White Tale’s rising stake, coupled with other Clariant shareholders who came out against the deal, left the Swiss company doubtful of mustering the two-thirds support necessary for the merger to go through.
Chief Executive Hariolf Kottmann said Clariant still had options to explore after further talks with White Tale, which had so far not presented the company with an alternative plan.
“To do a merger of equals ... is one option, to make a large transformational transaction is another option, to continue to stand alone is a third option,” Kottmann told reporters on a call where he vowed to remain CEO.
Some analysts said Clariant could become a bid target, though its shares fell about 5 percent on Friday.
“Clariant is again the No. 1 takeover target,” said Baader Helvea analyst Markus Mayer, who said bidders might wait until Clariant’s share price fell further, or to see if White Tale could install management more favourable to a takeover.
The collapse of the merger also poses a challenge for Huntsman’s founding family, which was set to hold a significant stake in the combined entity but could now struggle to play a role in a consolidating industry without losing influence.
‘SOMETHING MORE SHORT TERM’
Clariant and Huntsman in May struck an agreement that would have given Clariant 52 percent of the combined entity, saying the deal would produce around $400 million in annual cost synergies and create the world’s second-biggest specialty chemicals maker behind Evonik (EVKn.DE).
In fighting the Huntsman tie-up, Meister and 40 North’s David Winter and David Millstone contended the merger would not deliver enough benefits, while exposing Clariant to Huntsman’s debt and volatile commodity chemicals business.
Speculation the deal might fail had been mounting as even supporters sold down their stakes.
“I thought it was a fantastic deal,” said one investor, who sold out on fears White Tale was gaining the upper hand. “I think White Tale want something more short term.”
Alex Roepers, CEO of the $1.3 billion Atlantic Investment Management group, said he had sold the rest of his Clariant stake on Friday, locking in a 50 percent gain in under a year.
“As a stand-alone company, without the potential merger synergies and portfolio optimisation, we regard Clariant as fairly valued at the current share price level,” he said, adding he would monitor Clariant for another attractive entry point.
Clariant shares had risen about 38 percent this year before Friday’s announcement but were still more cheaply rated than rivals, trading at a multiple of 18.7 times forecast earnings against an average 21.3 ratio of peers in the chemicals industry, according to Starmine data.
A source familiar with the acquisition strategy of Germany’s Evonik said it would potentially be interested in acquiring portions of Clariant should the Swiss company be broken up. Evonik declined to comment.
Two years ago, Evonik held talks with buyout group CVC over a potential joint offer for Clariant, although Kottmann has said he never received a formal bid.
“There were never serious discussions with another peer, where we were asked if we would divest ourselves, shop the company and be taken over,” Kottmann said.
Huntsman CEO Peter Huntsman said separately he was disappointed the merger with Clariant did not go through.
Clariant and Huntsman, which said its third-quarter costs linked to the merger were $18 million, agreed to forgo breakup fees.

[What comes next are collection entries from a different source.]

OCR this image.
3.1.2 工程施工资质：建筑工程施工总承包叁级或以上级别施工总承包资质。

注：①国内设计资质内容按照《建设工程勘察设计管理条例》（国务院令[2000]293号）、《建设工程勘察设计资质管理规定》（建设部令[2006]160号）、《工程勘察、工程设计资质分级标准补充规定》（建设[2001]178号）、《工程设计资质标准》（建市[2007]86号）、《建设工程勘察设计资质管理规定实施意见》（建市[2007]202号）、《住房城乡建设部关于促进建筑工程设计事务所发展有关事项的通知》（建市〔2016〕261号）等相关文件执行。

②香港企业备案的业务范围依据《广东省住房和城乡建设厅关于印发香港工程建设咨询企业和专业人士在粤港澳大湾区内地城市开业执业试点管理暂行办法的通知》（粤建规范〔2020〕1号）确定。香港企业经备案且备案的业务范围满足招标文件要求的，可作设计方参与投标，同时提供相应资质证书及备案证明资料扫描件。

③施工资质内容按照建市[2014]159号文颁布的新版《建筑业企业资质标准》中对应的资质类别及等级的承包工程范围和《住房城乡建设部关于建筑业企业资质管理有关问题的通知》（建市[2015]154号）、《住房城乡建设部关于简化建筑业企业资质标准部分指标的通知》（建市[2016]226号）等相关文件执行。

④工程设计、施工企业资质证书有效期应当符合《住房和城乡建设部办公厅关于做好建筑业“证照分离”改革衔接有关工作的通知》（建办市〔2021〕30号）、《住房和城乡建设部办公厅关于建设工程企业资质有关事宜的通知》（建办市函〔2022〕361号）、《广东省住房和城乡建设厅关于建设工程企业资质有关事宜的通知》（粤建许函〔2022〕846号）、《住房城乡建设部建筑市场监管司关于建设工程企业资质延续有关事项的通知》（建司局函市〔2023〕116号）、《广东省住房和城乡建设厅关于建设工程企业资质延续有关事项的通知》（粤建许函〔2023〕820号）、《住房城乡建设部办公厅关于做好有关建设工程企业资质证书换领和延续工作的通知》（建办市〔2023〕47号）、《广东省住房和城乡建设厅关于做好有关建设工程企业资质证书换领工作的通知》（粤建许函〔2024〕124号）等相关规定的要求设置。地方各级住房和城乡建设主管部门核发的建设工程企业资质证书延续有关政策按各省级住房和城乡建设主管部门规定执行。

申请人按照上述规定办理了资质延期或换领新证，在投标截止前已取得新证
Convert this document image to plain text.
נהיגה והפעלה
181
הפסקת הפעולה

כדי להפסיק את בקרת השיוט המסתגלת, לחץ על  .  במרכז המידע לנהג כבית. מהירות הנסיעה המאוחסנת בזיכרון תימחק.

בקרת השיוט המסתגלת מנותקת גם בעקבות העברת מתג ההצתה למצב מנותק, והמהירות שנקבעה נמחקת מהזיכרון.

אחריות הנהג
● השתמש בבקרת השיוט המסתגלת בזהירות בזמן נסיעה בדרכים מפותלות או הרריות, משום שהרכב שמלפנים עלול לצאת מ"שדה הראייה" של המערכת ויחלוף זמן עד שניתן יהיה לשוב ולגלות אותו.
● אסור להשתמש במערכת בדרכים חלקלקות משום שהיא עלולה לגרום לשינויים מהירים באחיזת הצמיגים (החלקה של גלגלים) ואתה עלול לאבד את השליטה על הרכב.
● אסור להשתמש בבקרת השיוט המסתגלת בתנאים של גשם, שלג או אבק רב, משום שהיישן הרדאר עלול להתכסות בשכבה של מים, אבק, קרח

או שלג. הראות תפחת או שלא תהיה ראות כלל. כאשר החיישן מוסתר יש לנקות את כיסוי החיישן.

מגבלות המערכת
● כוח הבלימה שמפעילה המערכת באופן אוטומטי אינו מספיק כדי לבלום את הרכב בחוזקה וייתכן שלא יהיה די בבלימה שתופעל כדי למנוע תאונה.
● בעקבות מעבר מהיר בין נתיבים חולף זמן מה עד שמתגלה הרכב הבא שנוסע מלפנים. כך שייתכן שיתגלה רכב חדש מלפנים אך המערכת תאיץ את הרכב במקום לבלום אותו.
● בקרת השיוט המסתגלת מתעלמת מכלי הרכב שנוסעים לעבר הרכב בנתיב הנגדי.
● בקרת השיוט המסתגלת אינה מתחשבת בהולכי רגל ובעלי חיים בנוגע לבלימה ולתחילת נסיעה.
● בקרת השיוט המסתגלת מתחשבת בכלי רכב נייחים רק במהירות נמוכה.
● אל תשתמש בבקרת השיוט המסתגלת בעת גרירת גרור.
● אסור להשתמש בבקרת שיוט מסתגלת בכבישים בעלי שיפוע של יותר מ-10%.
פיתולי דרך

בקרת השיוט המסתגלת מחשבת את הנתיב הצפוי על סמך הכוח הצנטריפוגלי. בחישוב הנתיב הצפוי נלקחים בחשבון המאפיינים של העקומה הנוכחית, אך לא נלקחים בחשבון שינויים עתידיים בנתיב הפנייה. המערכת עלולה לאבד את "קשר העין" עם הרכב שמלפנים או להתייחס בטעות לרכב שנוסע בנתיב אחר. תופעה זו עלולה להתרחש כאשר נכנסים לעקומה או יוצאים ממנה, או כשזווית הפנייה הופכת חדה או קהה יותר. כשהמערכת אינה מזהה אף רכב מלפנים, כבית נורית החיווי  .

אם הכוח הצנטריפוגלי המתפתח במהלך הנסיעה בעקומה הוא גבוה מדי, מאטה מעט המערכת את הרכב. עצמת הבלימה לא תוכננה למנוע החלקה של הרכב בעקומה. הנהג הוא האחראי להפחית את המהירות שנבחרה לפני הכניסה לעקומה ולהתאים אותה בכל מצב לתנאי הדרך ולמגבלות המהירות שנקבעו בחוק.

Clariant had faced a potential $210 million hit from walking away from the deal, and a $60 million fee if Clariant shareholders failed to approved the transaction.

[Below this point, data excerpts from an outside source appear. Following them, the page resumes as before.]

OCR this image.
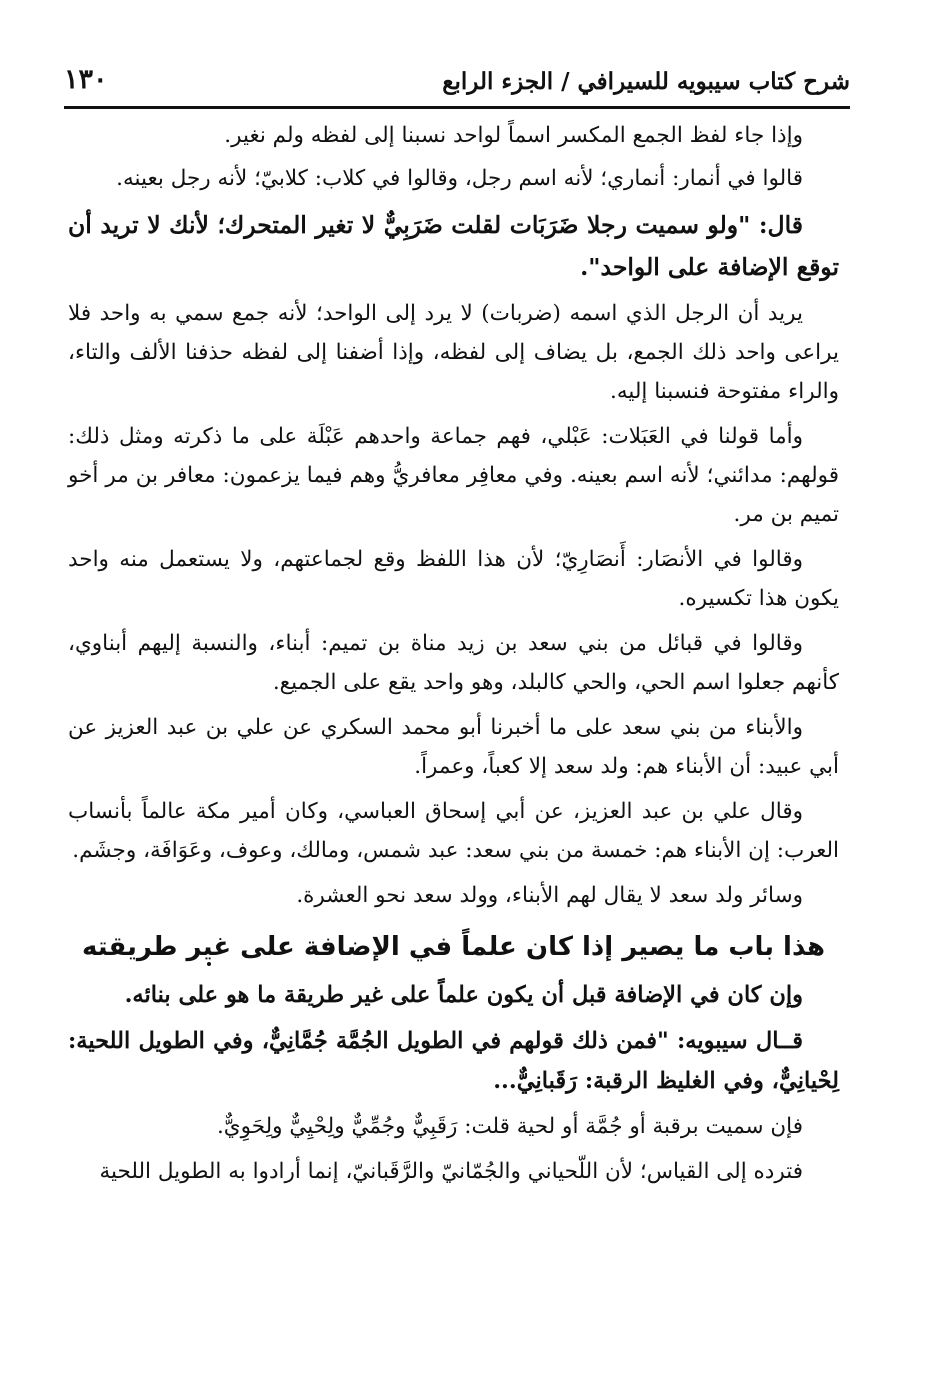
شرح كتاب سيبويه للسيرافي / الجزء الرابع
١٣٠

وإذا جاء لفظ الجمع المكسر اسماً لواحد نسبنا إلى لفظه ولم نغير.

قالوا في أنمار: أنماري؛ لأنه اسم رجل، وقالوا في كلاب: كلابيّ؛ لأنه رجل بعينه.

قال: "ولو سميت رجلا ضَرَبَات لقلت ضَرَبِيٌّ لا تغير المتحرك؛ لأنك لا تريد أن توقع الإضافة على الواحد".

يريد أن الرجل الذي اسمه (ضربات) لا يرد إلى الواحد؛ لأنه جمع سمي به واحد فلا يراعى واحد ذلك الجمع، بل يضاف إلى لفظه، وإذا أضفنا إلى لفظه حذفنا الألف والتاء، والراء مفتوحة فنسبنا إليه.

وأما قولنا في العَبَلات: عَبْلي، فهم جماعة واحدهم عَبْلَة على ما ذكرته ومثل ذلك: قولهم: مدائني؛ لأنه اسم بعينه. وفي معافِر معافريُّ وهم فيما يزعمون: معافر بن مر أخو تميم بن مر.

وقالوا في الأنصَار: أَنصَارِيّ؛ لأن هذا اللفظ وقع لجماعتهم، ولا يستعمل منه واحد يكون هذا تكسيره.

وقالوا في قبائل من بني سعد بن زيد مناة بن تميم: أبناء، والنسبة إليهم أبناوي، كأنهم جعلوا اسم الحي، والحي كالبلد، وهو واحد يقع على الجميع.

والأبناء من بني سعد على ما أخبرنا أبو محمد السكري عن علي بن عبد العزيز عن أبي عبيد: أن الأبناء هم: ولد سعد إلا كعباً، وعمراً.

وقال علي بن عبد العزيز، عن أبي إسحاق العباسي، وكان أمير مكة عالماً بأنساب العرب: إن الأبناء هم: خمسة من بني سعد: عبد شمس، ومالك، وعوف، وعَوَافَة، وجشَم.

وسائر ولد سعد لا يقال لهم الأبناء، وولد سعد نحو العشرة.

هذا باب ما يصير إذا كان علماً في الإضافة على غير طريقته

وإن كان في الإضافة قبل أن يكون علماً على غير طريقة ما هو على بنائه.

قــال سيبويه: "فمن ذلك قولهم في الطويل الجُمَّة جُمَّانِيٌّ، وفي الطويل اللحية: لِحْيانِيٌّ، وفي الغليظ الرقبة: رَقَبانِيٌّ...

فإن سميت برقبة أو جُمَّة أو لحية قلت: رَقَبِيٌّ وجُمِّيٌّ ولِحْيِيٌّ ولِحَوِيٌّ.

فترده إلى القياس؛ لأن اللّحياني والجُمّانيّ والرَّقَبانيّ، إنما أرادوا به الطويل اللحية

Clariant, which had hired Goldman Sachs to try to rescue the merger, makes aircraft de-icer, retardant for wildfires, plastics colourings, chemicals to help oil drillers separate oil from water and ingredients for shampoos.
Kottmann said Clariant would sit down again with Meister, Millstone and Winter.

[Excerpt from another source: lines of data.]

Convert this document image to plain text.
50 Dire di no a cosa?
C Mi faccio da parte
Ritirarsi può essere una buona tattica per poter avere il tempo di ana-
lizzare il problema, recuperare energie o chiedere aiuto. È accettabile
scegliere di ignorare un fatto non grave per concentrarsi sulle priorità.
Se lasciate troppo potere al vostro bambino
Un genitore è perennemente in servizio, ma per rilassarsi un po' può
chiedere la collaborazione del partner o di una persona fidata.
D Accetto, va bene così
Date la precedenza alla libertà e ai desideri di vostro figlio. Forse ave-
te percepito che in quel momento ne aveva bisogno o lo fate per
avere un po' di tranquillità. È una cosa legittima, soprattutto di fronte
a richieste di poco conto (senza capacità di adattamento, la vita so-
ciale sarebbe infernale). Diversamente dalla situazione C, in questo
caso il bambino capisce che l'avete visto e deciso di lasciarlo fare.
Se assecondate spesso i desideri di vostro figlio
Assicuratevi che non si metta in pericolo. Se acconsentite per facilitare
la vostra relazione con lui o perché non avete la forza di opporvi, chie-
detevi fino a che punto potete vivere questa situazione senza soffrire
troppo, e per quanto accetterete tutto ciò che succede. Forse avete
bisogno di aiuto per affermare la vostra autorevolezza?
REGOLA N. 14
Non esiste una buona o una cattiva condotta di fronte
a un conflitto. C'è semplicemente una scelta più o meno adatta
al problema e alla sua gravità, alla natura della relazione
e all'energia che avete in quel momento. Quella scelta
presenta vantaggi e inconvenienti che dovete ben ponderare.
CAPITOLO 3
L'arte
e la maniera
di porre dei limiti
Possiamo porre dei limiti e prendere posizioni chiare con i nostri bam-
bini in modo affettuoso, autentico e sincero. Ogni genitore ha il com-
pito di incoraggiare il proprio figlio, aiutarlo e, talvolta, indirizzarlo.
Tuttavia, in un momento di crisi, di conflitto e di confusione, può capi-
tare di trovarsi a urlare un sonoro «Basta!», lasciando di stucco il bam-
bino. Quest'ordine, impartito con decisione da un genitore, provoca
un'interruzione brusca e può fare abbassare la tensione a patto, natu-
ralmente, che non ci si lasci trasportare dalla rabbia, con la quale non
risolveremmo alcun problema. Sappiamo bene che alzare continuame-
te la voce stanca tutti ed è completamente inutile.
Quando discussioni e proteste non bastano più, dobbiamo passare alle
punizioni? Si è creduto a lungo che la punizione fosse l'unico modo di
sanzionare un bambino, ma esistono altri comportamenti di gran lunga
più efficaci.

A White Tale spokesman said only it would seek talks with management before commenting. Previously it said it would accept a seat on Clariant’s board as biggest shareholder.
Konstantin Winterstein, a Clariant board member and one of the representatives of Bavarian families that own 14 percent of Clariant, had supported the merger and is sticking by Kottmann.
“Clariant’s development under the long engagement of Hariolf Kottmann and his team has been outstanding and remains well positioned to continue its successful course even without the merger,” Winterstein said.